Но сегодня эта коробка волнует меня как никогда. Сегодня на ней проходит матч по футболу. Не знаю, кто с кем играет, но то, что в командах есть и Титов, и Аршавин, и Бэкхем, и Зидан, и даже Марадона с Пеле (причем в обеих командах), я отчетливо слышу из реплик, доносящихся с поля битвы. По поводу «битвы» я не шучу! Любите ли вы экстремальные виды спорта так, как люблю их я? Вы скажете, что футбол к таковым не относится. И очень сильно ошибетесь! Наш дворовый футбол самый экстремальный дворовый футбол в мире! Почему? Да потому, что всё кончается на «У»: на площадку, на эту, очень качественно уложено асфальтовое покрытие, видимо для того, «чтобы жизнь медом не казалась». С болью в душе приходится наблюдать, как Рональдо отдает пас Шевченко, а проныра Бэкхем в рваных и грязных штанах ехидно ставит подножку. После таких полетов, да над асфальтом, а затем и по оному, долго не живут, но наш Шевченко бодро вскакивает, а Пеле щедро одаривает тумаками автора подножки. К последнему, подскакивает только что летавший, награждая его точным попаданием ниже спины. На помощь англичанину спешит наш Титов и будто по мячу, со всей дури, лупит в тоже место «бразильца». Далее – «куча мала». Песня! Восторг!

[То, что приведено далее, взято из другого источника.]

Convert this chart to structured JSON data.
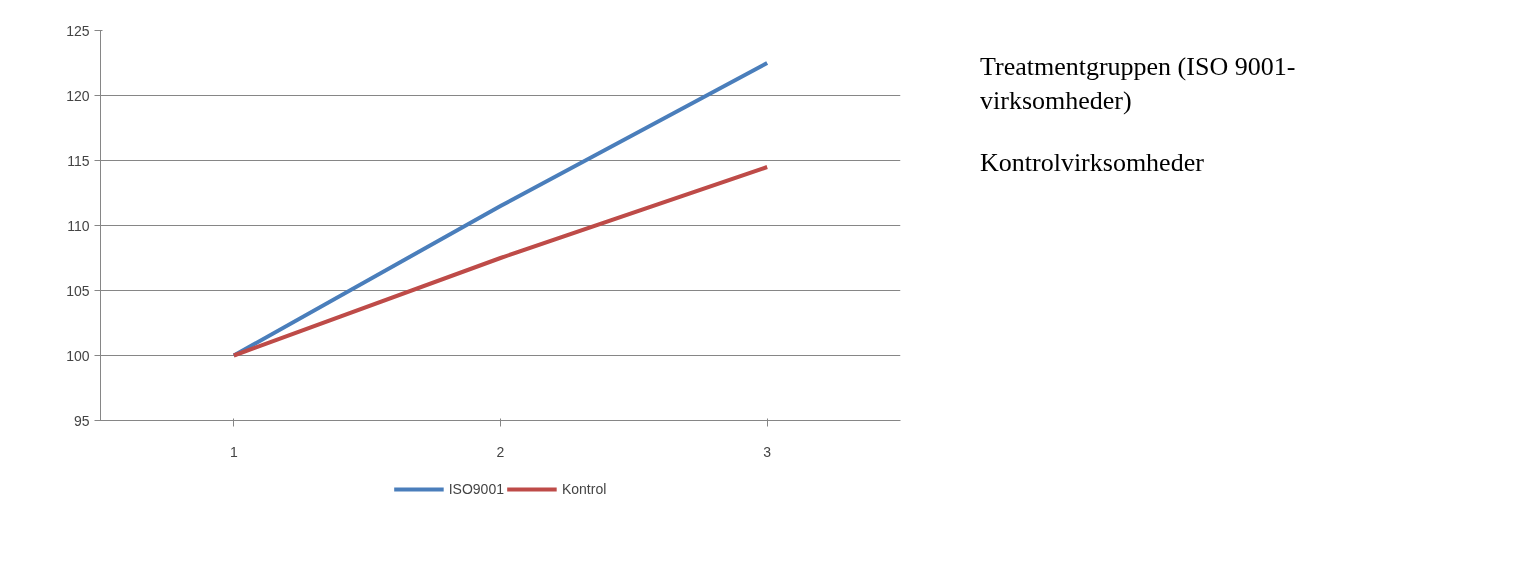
{
  "chart_data": {
    "type": "line",
    "categories": [
      "1",
      "2",
      "3"
    ],
    "series": [
      {
        "name": "ISO9001",
        "color": "#4a7ebb",
        "values": [
          100,
          111.5,
          122.5
        ]
      },
      {
        "name": "Kontrol",
        "color": "#be4b48",
        "values": [
          100,
          107.5,
          114.5
        ]
      }
    ],
    "ylim": [
      95,
      125
    ],
    "yticks": [
      95,
      100,
      105,
      110,
      115,
      120,
      125
    ],
    "grid": "y",
    "legend": "bottom",
    "marker": "none",
    "line_style": "solid",
    "annotations": [
      "Treatmentgruppen (ISO 9001-virksomheder)",
      "Kontrolvirksomheder"
    ]
  }
}
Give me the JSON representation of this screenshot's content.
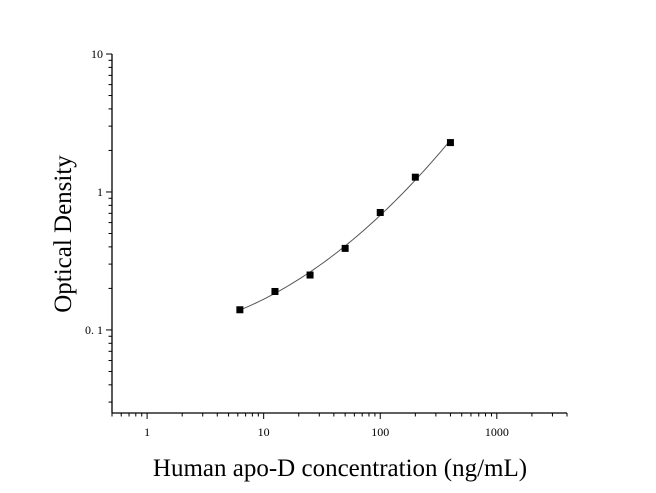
{
  "chart_data": {
    "type": "scatter",
    "title": "",
    "xlabel": "Human apo-D concentration (ng/mL)",
    "ylabel": "Optical Density",
    "xscale": "log",
    "yscale": "log",
    "xlim": [
      0.5,
      4000
    ],
    "ylim": [
      0.025,
      10
    ],
    "x_ticks": [
      1,
      10,
      100,
      1000
    ],
    "x_tick_labels": [
      "1",
      "10",
      "100",
      "1000"
    ],
    "y_ticks": [
      0.1,
      1,
      10
    ],
    "y_tick_labels": [
      "0. 1",
      "1",
      "10"
    ],
    "grid": false,
    "legend": "none",
    "series": [
      {
        "x": [
          6.25,
          12.5,
          25,
          50,
          100,
          200,
          400
        ],
        "y": [
          0.14,
          0.19,
          0.25,
          0.39,
          0.71,
          1.28,
          2.28
        ],
        "marker": "square",
        "fit_line": true
      }
    ],
    "colors": {
      "marker": "#000000",
      "line": "#555555",
      "axis": "#000000"
    }
  }
}
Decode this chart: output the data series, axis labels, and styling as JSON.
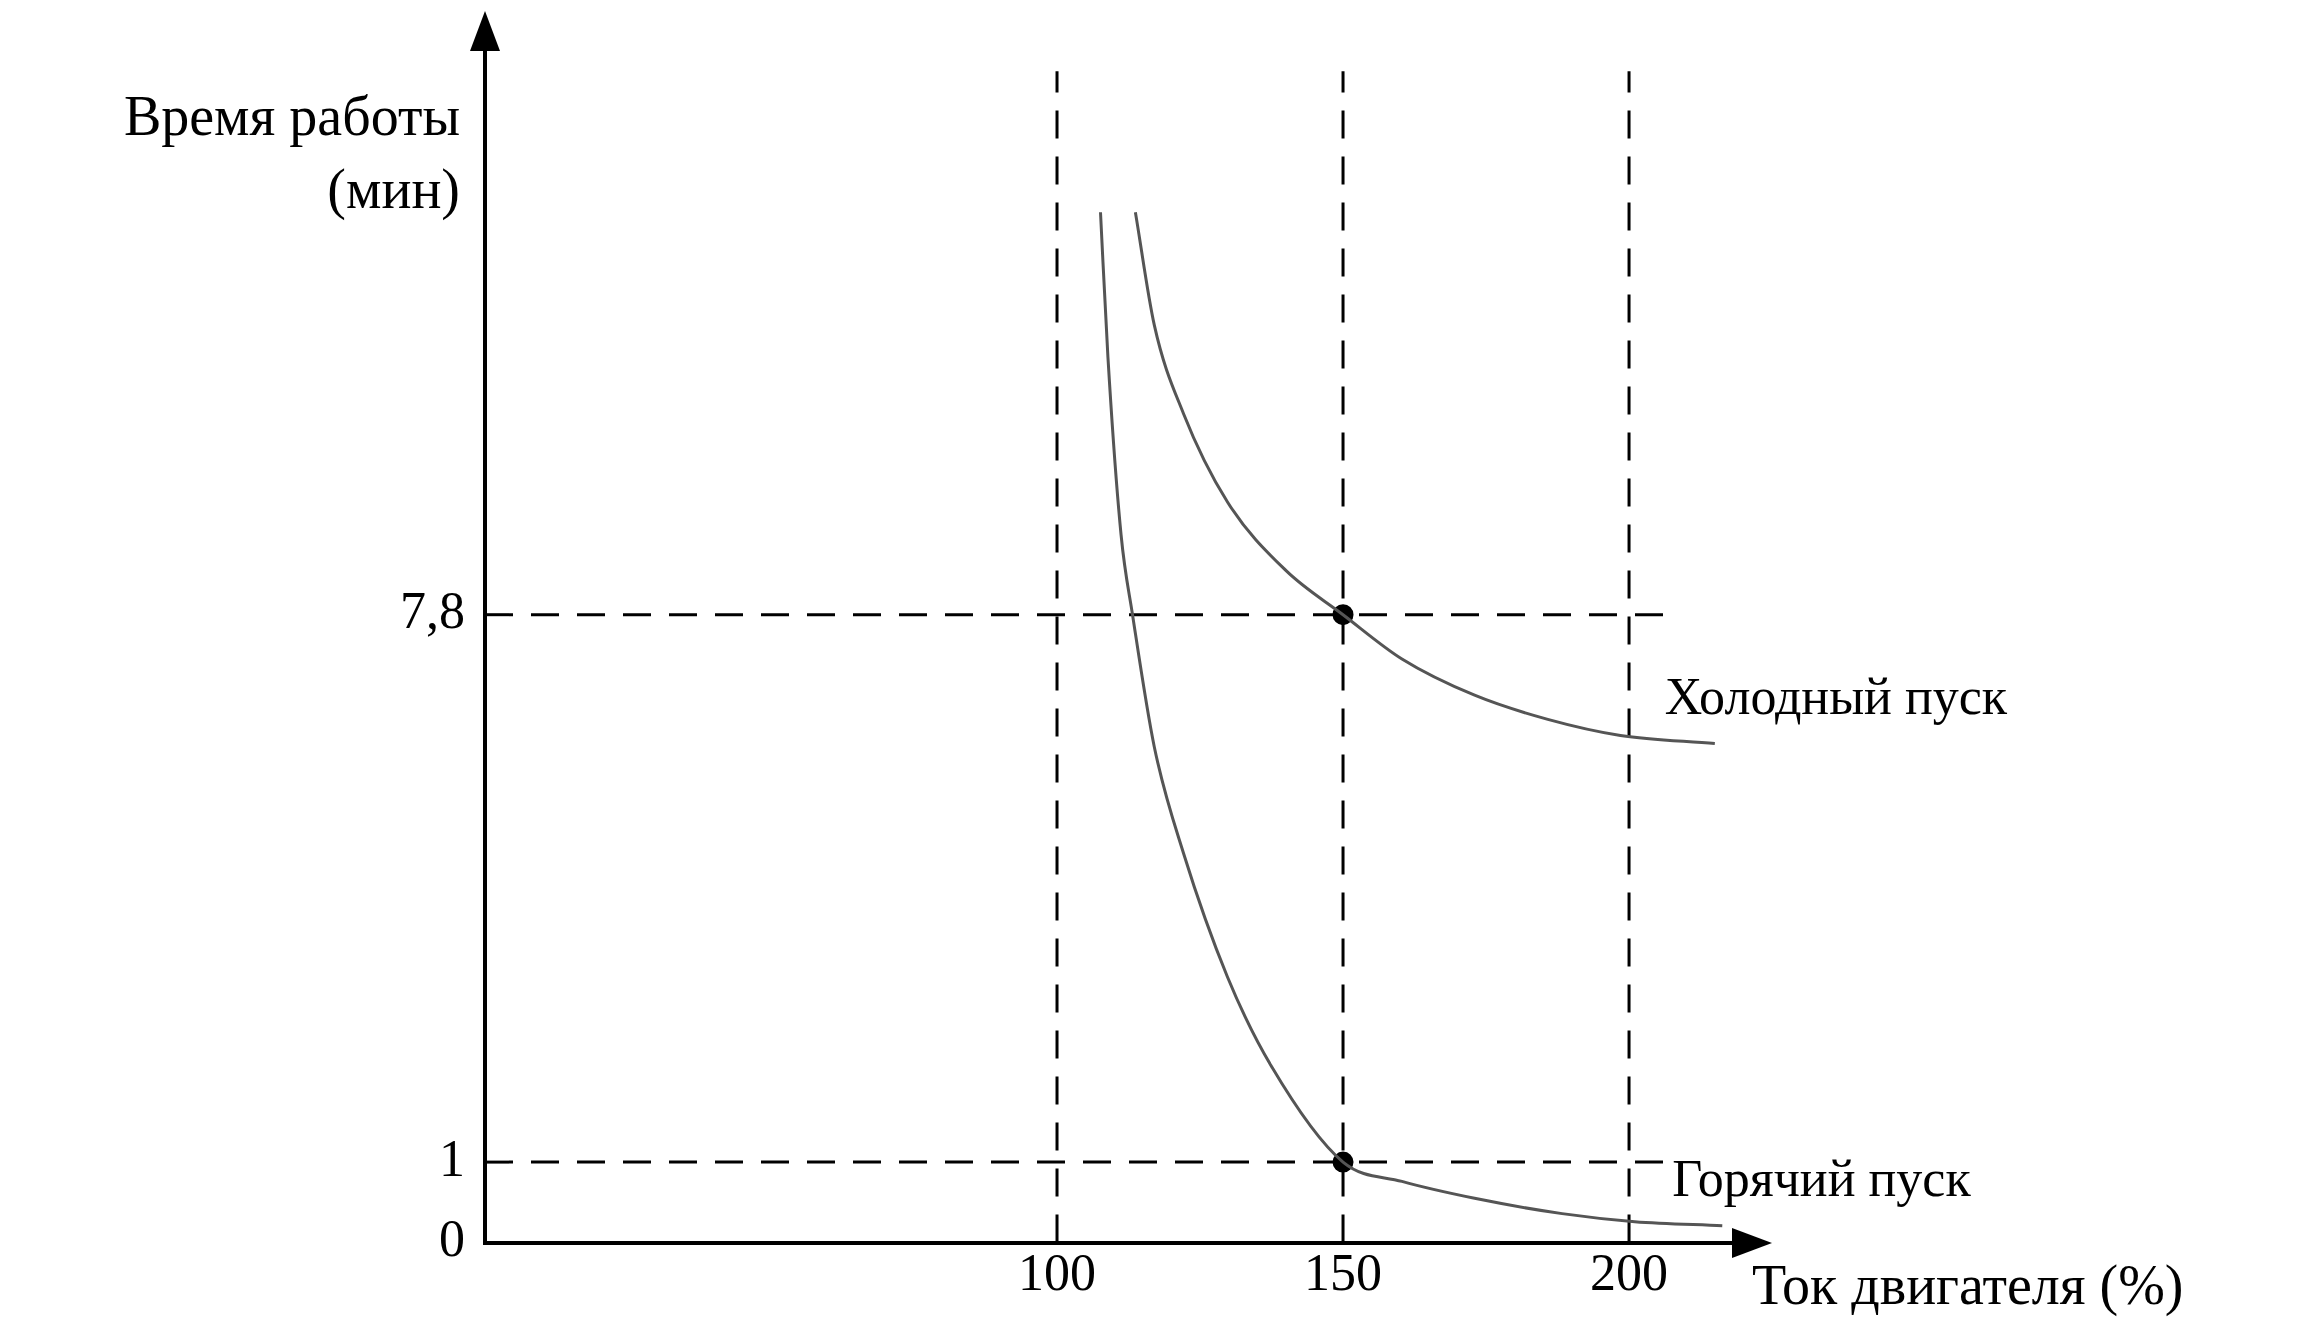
{
  "chart_data": {
    "type": "line",
    "xlabel": "Ток двигателя (%)",
    "ylabel": "Время работы (мин)",
    "xlim": [
      0,
      218
    ],
    "xticks": [
      100,
      150,
      200
    ],
    "ylim": [
      0,
      14.8
    ],
    "yticks": [
      0,
      1,
      {
        "value": 7.8,
        "label": "7,8"
      }
    ],
    "grid": false,
    "legend": false,
    "marker": "none",
    "line_style": "solid",
    "series": [
      {
        "name": "Холодный пуск",
        "color": "#555555",
        "x": [
          113.7,
          117,
          122.1,
          129.8,
          140,
          150,
          160.3,
          173,
          185.8,
          198.5,
          215
        ],
        "values": [
          12.8,
          11.4,
          10.3,
          9.2,
          8.35,
          7.8,
          7.25,
          6.8,
          6.5,
          6.3,
          6.2
        ]
      },
      {
        "name": "Горячий пуск",
        "color": "#555555",
        "x": [
          107.6,
          108.9,
          111.2,
          113.2,
          117,
          122.1,
          129.8,
          137.4,
          150,
          160.3,
          173,
          188.3,
          201,
          216.3
        ],
        "values": [
          12.8,
          11,
          8.79,
          7.8,
          6.16,
          4.84,
          3.3,
          2.2,
          1,
          0.76,
          0.55,
          0.36,
          0.26,
          0.21
        ]
      },
      {
        "type": "scatter",
        "marker": "circle",
        "color": "#000000",
        "x": [
          150,
          150
        ],
        "values": [
          7.8,
          1
        ]
      }
    ],
    "ref_lines": [
      {
        "axis": "x",
        "value": 100,
        "color": "#000000",
        "line_style": "dashed"
      },
      {
        "axis": "x",
        "value": 150,
        "color": "#000000",
        "line_style": "dashed"
      },
      {
        "axis": "x",
        "value": 200,
        "color": "#000000",
        "line_style": "dashed"
      },
      {
        "axis": "y",
        "value": 7.8,
        "color": "#000000",
        "line_style": "dashed"
      },
      {
        "axis": "y",
        "value": 1,
        "color": "#000000",
        "line_style": "dashed"
      }
    ]
  }
}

Я наблюдатель. Разные мысли бегают по моим извилинам. Почему, например, в детстве мы стараемся соблюдать хоть какие-то правила игры? В данном случае никто не бьет никого по лицу: отвешивают пендали, стараются опрокинуть на асфальт, цепляясь за плечи, обхватывая сзади за поясницу заламывая руки или обнимая ноги, но никто не пытается вырвать клок волос или ударить в челюсть. Почему? А потому, что все они прекрасно понимают, пусть даже интуитивно – это игра! Все понарошку, несерьезно, но надо соблюдать правила. Почему же, когда кончается детство, мы всегда забываем об этом? Мы забываем, что все понарошку, несерьезно, что все, в конце концов, – игра и надо соблюдать правила игры. Но мы забываем об этом, все, воспринимая всерьез. Рвем волосы не только соседские, но и свои, размахиваем кулаками, круша челюсти не столько вражьи, сколько близко находящихся с нами человеков, а это, как правило, друзья или женщины.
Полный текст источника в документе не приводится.